First vapor: Malt and milk coffee.
Nose: Pleasantly light with wood notes, like fresh, fine-ground coffee. Malty but with an intriguing "edge": like molasses or dried figs. Breathing time brings a touch of orange peel.
Palate: Oak-woody hazelnut entrance. The woodiness crescendos into a syrupy impression of sour caramel. The mouthfeel then thins as some brown sugar harmonizes the prominent drier wood notes-- like the shells of nuts (walnut shell, almond shell). These combined impressions then just fade evenly.

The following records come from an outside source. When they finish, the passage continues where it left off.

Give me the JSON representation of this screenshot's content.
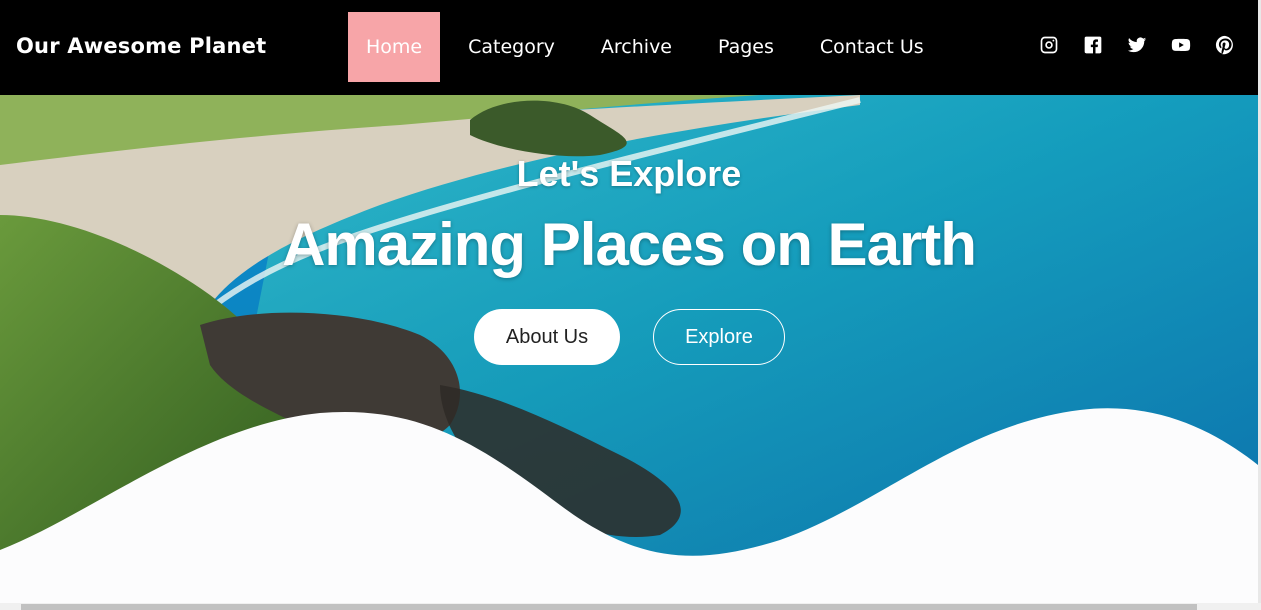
{
  "brand": "Our Awesome Planet",
  "nav": {
    "items": [
      {
        "label": "Home",
        "active": true
      },
      {
        "label": "Category",
        "active": false
      },
      {
        "label": "Archive",
        "active": false
      },
      {
        "label": "Pages",
        "active": false
      },
      {
        "label": "Contact Us",
        "active": false
      }
    ],
    "active_color": "#f7a5a8"
  },
  "social": [
    "instagram-icon",
    "facebook-icon",
    "twitter-icon",
    "youtube-icon",
    "pinterest-icon"
  ],
  "hero": {
    "subtitle": "Let's Explore",
    "title": "Amazing Places on Earth",
    "buttons": {
      "about": "About Us",
      "explore": "Explore"
    }
  },
  "colors": {
    "navbar": "#000000",
    "ocean": "#1fa3c4",
    "wave": "#ffffff"
  }
}
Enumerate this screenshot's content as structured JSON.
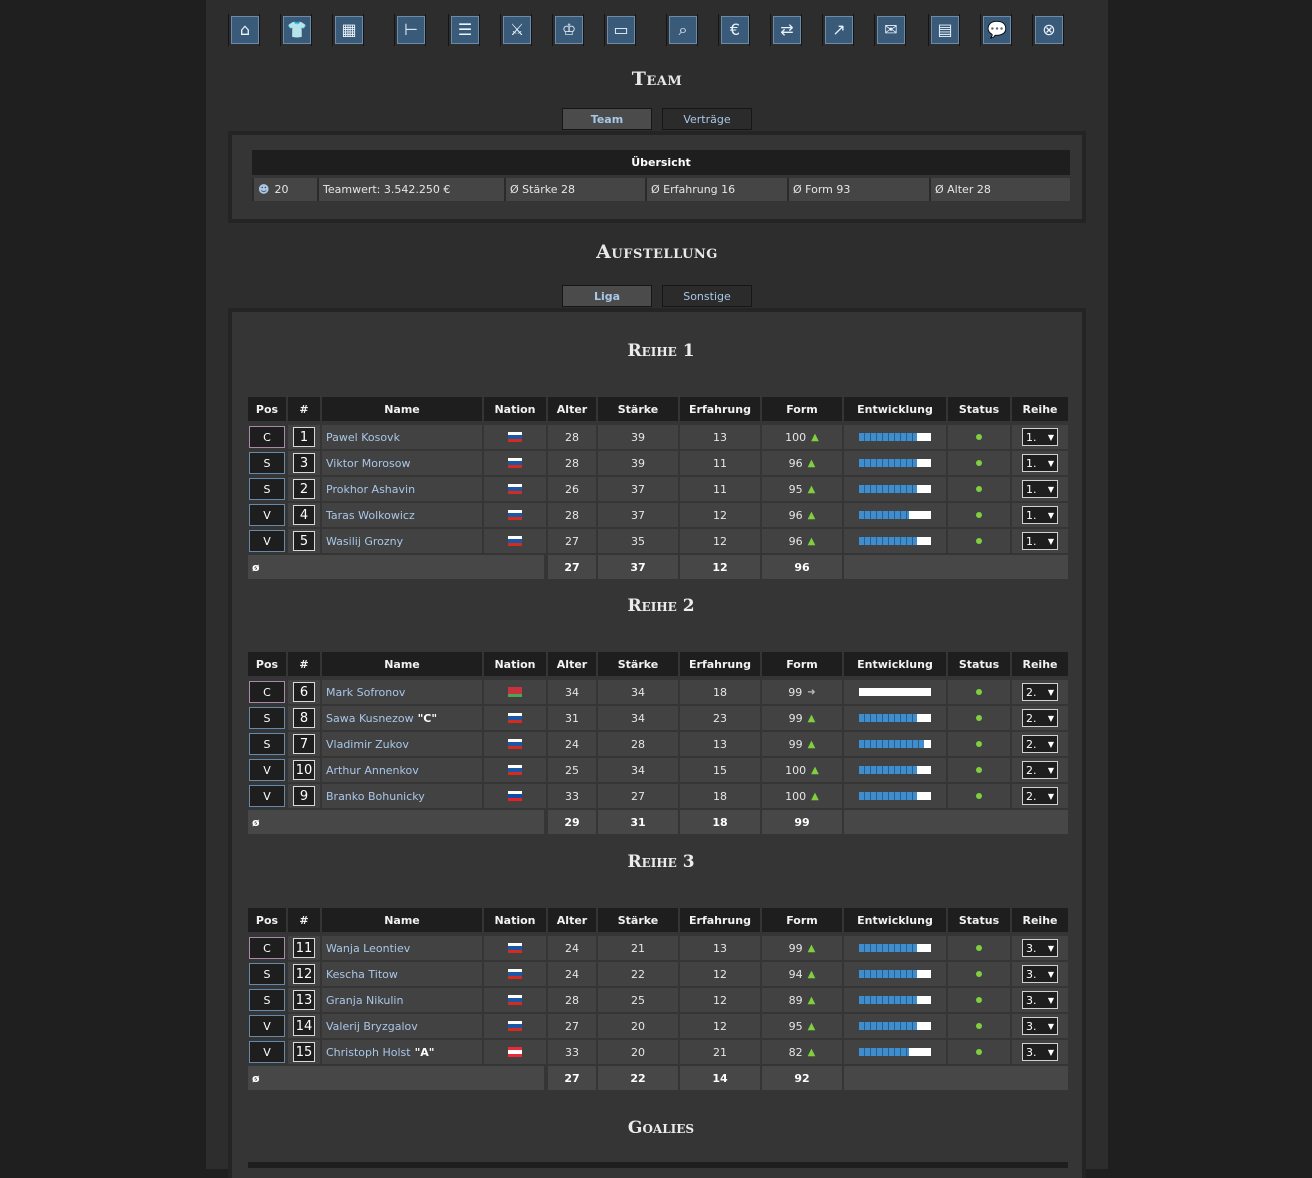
{
  "nav": [
    {
      "icon": "home-icon",
      "glyph": "⌂"
    },
    {
      "icon": "jersey-icon",
      "glyph": "👕"
    },
    {
      "icon": "tactics-board-icon",
      "glyph": "▦"
    },
    {
      "icon": "training-icon",
      "glyph": "⊢"
    },
    {
      "icon": "list-icon",
      "glyph": "☰"
    },
    {
      "icon": "versus-icon",
      "glyph": "⚔"
    },
    {
      "icon": "trophy-icon",
      "glyph": "♔"
    },
    {
      "icon": "rink-icon",
      "glyph": "▭"
    },
    {
      "icon": "scout-icon",
      "glyph": "⌕"
    },
    {
      "icon": "finances-icon",
      "glyph": "€"
    },
    {
      "icon": "transfer-icon",
      "glyph": "⇄"
    },
    {
      "icon": "statistics-icon",
      "glyph": "↗"
    },
    {
      "icon": "mail-icon",
      "glyph": "✉"
    },
    {
      "icon": "table-icon",
      "glyph": "▤"
    },
    {
      "icon": "chat-icon",
      "glyph": "💬"
    },
    {
      "icon": "logout-icon",
      "glyph": "⊗"
    }
  ],
  "team_title": "Team",
  "team_tabs": [
    "Team",
    "Verträge"
  ],
  "overview": {
    "title": "Übersicht",
    "players": "20",
    "teamwert": "Teamwert: 3.542.250 €",
    "staerke": "Ø Stärke 28",
    "erfahrung": "Ø Erfahrung 16",
    "form": "Ø Form 93",
    "alter": "Ø Alter 28"
  },
  "lineup_title": "Aufstellung",
  "lineup_tabs": [
    "Liga",
    "Sonstige"
  ],
  "headers": [
    "Pos",
    "#",
    "Name",
    "Nation",
    "Alter",
    "Stärke",
    "Erfahrung",
    "Form",
    "Entwicklung",
    "Status",
    "Reihe"
  ],
  "avg_label": "ø",
  "lines": [
    {
      "title": "Reihe 1",
      "players": [
        {
          "pos": "C",
          "num": "1",
          "name": "Pawel Kosovk",
          "tag": "",
          "flag": "ru",
          "age": "28",
          "str": "39",
          "exp": "13",
          "form": "100",
          "trend": "up",
          "dev": 0.8,
          "reihe": "1."
        },
        {
          "pos": "S",
          "num": "3",
          "name": "Viktor Morosow",
          "tag": "",
          "flag": "ru",
          "age": "28",
          "str": "39",
          "exp": "11",
          "form": "96",
          "trend": "up",
          "dev": 0.8,
          "reihe": "1."
        },
        {
          "pos": "S",
          "num": "2",
          "name": "Prokhor Ashavin",
          "tag": "",
          "flag": "ru",
          "age": "26",
          "str": "37",
          "exp": "11",
          "form": "95",
          "trend": "up",
          "dev": 0.8,
          "reihe": "1."
        },
        {
          "pos": "V",
          "num": "4",
          "name": "Taras Wolkowicz",
          "tag": "",
          "flag": "ru",
          "age": "28",
          "str": "37",
          "exp": "12",
          "form": "96",
          "trend": "up",
          "dev": 0.7,
          "reihe": "1."
        },
        {
          "pos": "V",
          "num": "5",
          "name": "Wasilij Grozny",
          "tag": "",
          "flag": "ru",
          "age": "27",
          "str": "35",
          "exp": "12",
          "form": "96",
          "trend": "up",
          "dev": 0.8,
          "reihe": "1."
        }
      ],
      "avg": {
        "age": "27",
        "str": "37",
        "exp": "12",
        "form": "96"
      }
    },
    {
      "title": "Reihe 2",
      "players": [
        {
          "pos": "C",
          "num": "6",
          "name": "Mark Sofronov",
          "tag": "",
          "flag": "by",
          "age": "34",
          "str": "34",
          "exp": "18",
          "form": "99",
          "trend": "eq",
          "dev": 0.0,
          "reihe": "2."
        },
        {
          "pos": "S",
          "num": "8",
          "name": "Sawa Kusnezow",
          "tag": "\"C\"",
          "flag": "ru",
          "age": "31",
          "str": "34",
          "exp": "23",
          "form": "99",
          "trend": "up",
          "dev": 0.8,
          "reihe": "2."
        },
        {
          "pos": "S",
          "num": "7",
          "name": "Vladimir Zukov",
          "tag": "",
          "flag": "ru",
          "age": "24",
          "str": "28",
          "exp": "13",
          "form": "99",
          "trend": "up",
          "dev": 0.9,
          "reihe": "2."
        },
        {
          "pos": "V",
          "num": "10",
          "name": "Arthur Annenkov",
          "tag": "",
          "flag": "ru",
          "age": "25",
          "str": "34",
          "exp": "15",
          "form": "100",
          "trend": "up",
          "dev": 0.8,
          "reihe": "2."
        },
        {
          "pos": "V",
          "num": "9",
          "name": "Branko Bohunicky",
          "tag": "",
          "flag": "sk",
          "age": "33",
          "str": "27",
          "exp": "18",
          "form": "100",
          "trend": "up",
          "dev": 0.8,
          "reihe": "2."
        }
      ],
      "avg": {
        "age": "29",
        "str": "31",
        "exp": "18",
        "form": "99"
      }
    },
    {
      "title": "Reihe 3",
      "players": [
        {
          "pos": "C",
          "num": "11",
          "name": "Wanja Leontiev",
          "tag": "",
          "flag": "ru",
          "age": "24",
          "str": "21",
          "exp": "13",
          "form": "99",
          "trend": "up",
          "dev": 0.8,
          "reihe": "3."
        },
        {
          "pos": "S",
          "num": "12",
          "name": "Kescha Titow",
          "tag": "",
          "flag": "ru",
          "age": "24",
          "str": "22",
          "exp": "12",
          "form": "94",
          "trend": "up",
          "dev": 0.8,
          "reihe": "3."
        },
        {
          "pos": "S",
          "num": "13",
          "name": "Granja Nikulin",
          "tag": "",
          "flag": "ru",
          "age": "28",
          "str": "25",
          "exp": "12",
          "form": "89",
          "trend": "up",
          "dev": 0.8,
          "reihe": "3."
        },
        {
          "pos": "V",
          "num": "14",
          "name": "Valerij Bryzgalov",
          "tag": "",
          "flag": "ru",
          "age": "27",
          "str": "20",
          "exp": "12",
          "form": "95",
          "trend": "up",
          "dev": 0.8,
          "reihe": "3."
        },
        {
          "pos": "V",
          "num": "15",
          "name": "Christoph Holst",
          "tag": "\"A\"",
          "flag": "at",
          "age": "33",
          "str": "20",
          "exp": "21",
          "form": "82",
          "trend": "up",
          "dev": 0.7,
          "reihe": "3."
        }
      ],
      "avg": {
        "age": "27",
        "str": "22",
        "exp": "14",
        "form": "92"
      }
    }
  ],
  "goalies_title": "Goalies",
  "flags": {
    "ru": [
      "#ffffff",
      "#1c57a5",
      "#d52b1e"
    ],
    "by": [
      "#c8313e",
      "#c8313e",
      "#4aa657"
    ],
    "sk": [
      "#ffffff",
      "#0b4ea2",
      "#ee1c25"
    ],
    "at": [
      "#ed2939",
      "#ffffff",
      "#ed2939"
    ]
  },
  "colors": {
    "link": "#a9c7e8",
    "status_ok": "#7fcf3f",
    "dev_bar": "#3f8dcc"
  }
}
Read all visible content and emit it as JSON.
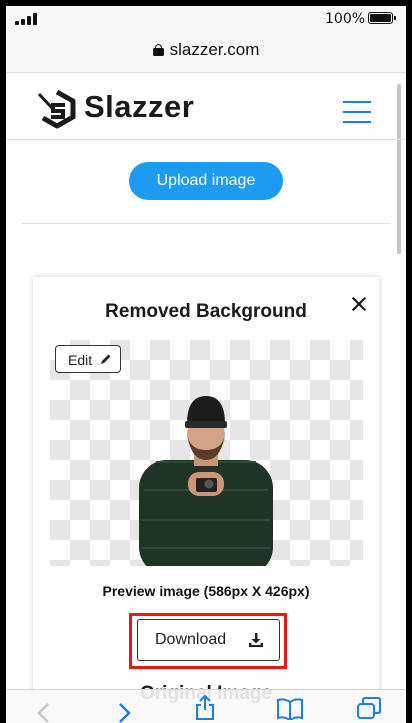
{
  "status_bar": {
    "battery_percent": "100%",
    "signal_bars": 4
  },
  "browser": {
    "url": "slazzer.com"
  },
  "site_header": {
    "logo_text": "Slazzer",
    "accent_color": "#1e7fe0"
  },
  "main": {
    "upload_button_label": "Upload image",
    "upload_button_color": "#1d9bf0"
  },
  "result_card": {
    "title": "Removed Background",
    "edit_label": "Edit",
    "preview_caption": "Preview image (586px X 426px)",
    "download_label": "Download",
    "highlight_color": "#e21b1b",
    "next_section_title": "Original Image"
  },
  "toolbar": {
    "icons": [
      "back-icon",
      "forward-icon",
      "share-icon",
      "bookmarks-icon",
      "tabs-icon"
    ]
  }
}
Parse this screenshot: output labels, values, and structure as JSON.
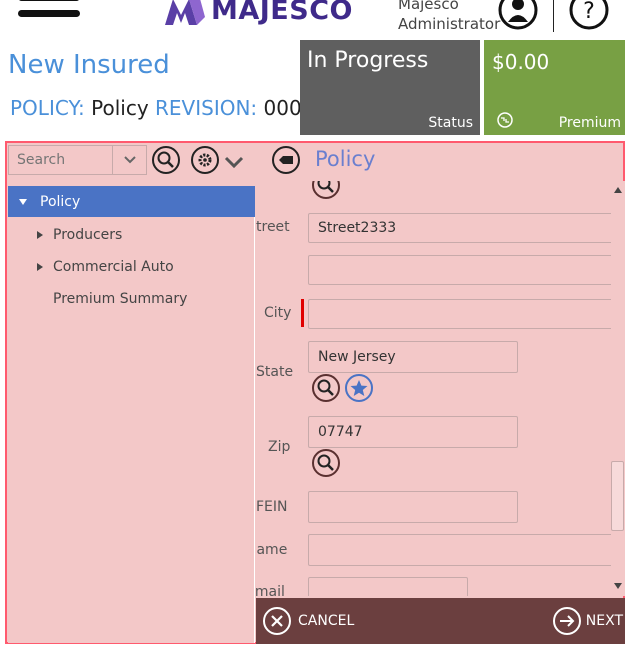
{
  "header": {
    "logo_text": "MAJESCO",
    "user_company": "Majesco",
    "user_role": "Administrator"
  },
  "page": {
    "title": "New Insured",
    "policy_label": "POLICY:",
    "policy_value": "Policy",
    "revision_label": "REVISION:",
    "revision_value": "000"
  },
  "tiles": {
    "status_value": "In Progress",
    "status_label": "Status",
    "premium_value": "$0.00",
    "premium_label": "Premium"
  },
  "toolbar": {
    "search_placeholder": "Search",
    "tree_title": "Policy"
  },
  "tree": {
    "items": [
      {
        "label": "Policy"
      },
      {
        "label": "Producers"
      },
      {
        "label": "Commercial Auto"
      },
      {
        "label": "Premium Summary"
      }
    ]
  },
  "form": {
    "street_label": "treet",
    "street_value": "Street2333",
    "street2_value": "",
    "city_label": "City",
    "city_value": "",
    "state_label": "State",
    "state_value": "New Jersey",
    "zip_label": "Zip",
    "zip_value": "07747",
    "fein_label": "FEIN",
    "fein_value": "",
    "name_label": "Name",
    "name_value": "",
    "email_label": "Email",
    "email_value": ""
  },
  "footer": {
    "cancel_label": "CANCEL",
    "next_label": "NEXT"
  },
  "colors": {
    "accent_blue": "#4a90d9",
    "status_tile": "#5f5f5f",
    "premium_tile": "#78a044",
    "panel_bg": "#f3c8c8",
    "panel_border": "#ff5a6e",
    "footer_bg": "#6b3f3f",
    "selected_item": "#4a73c5"
  }
}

Finish: Drier oak re-emerges into the finish, tannic like 100% cocoa or nutmeg. Lingering, if understated.
The sensations of this Jura are unlike those of the other 4 from their standard range. The Diurach's Own 16 is closest, but this 21 is drier-- with less honey and more wood. The flavors are perhaps like a very dry version of the Glenmorangie Signet, which also has few fruit notes and more coffee-like character. I would recommend this Jura to lovers of dry and woody malts, because I think it hits the right notes for that theme. I don't mean it presents the lumberyard/sawdust I found in the Glengoyne 17yo, but more bark/nut/generally wood-derived notes. Coffee and nutshells.
The other most similar malts I could point to include the Balvenie 17 DoubleWood, the Glenlivet Nadurra, and the Glenfiddich 19. These all portray a woody character and high quality; in contrast, all have more fruit & nutmeg-- and none is as dry.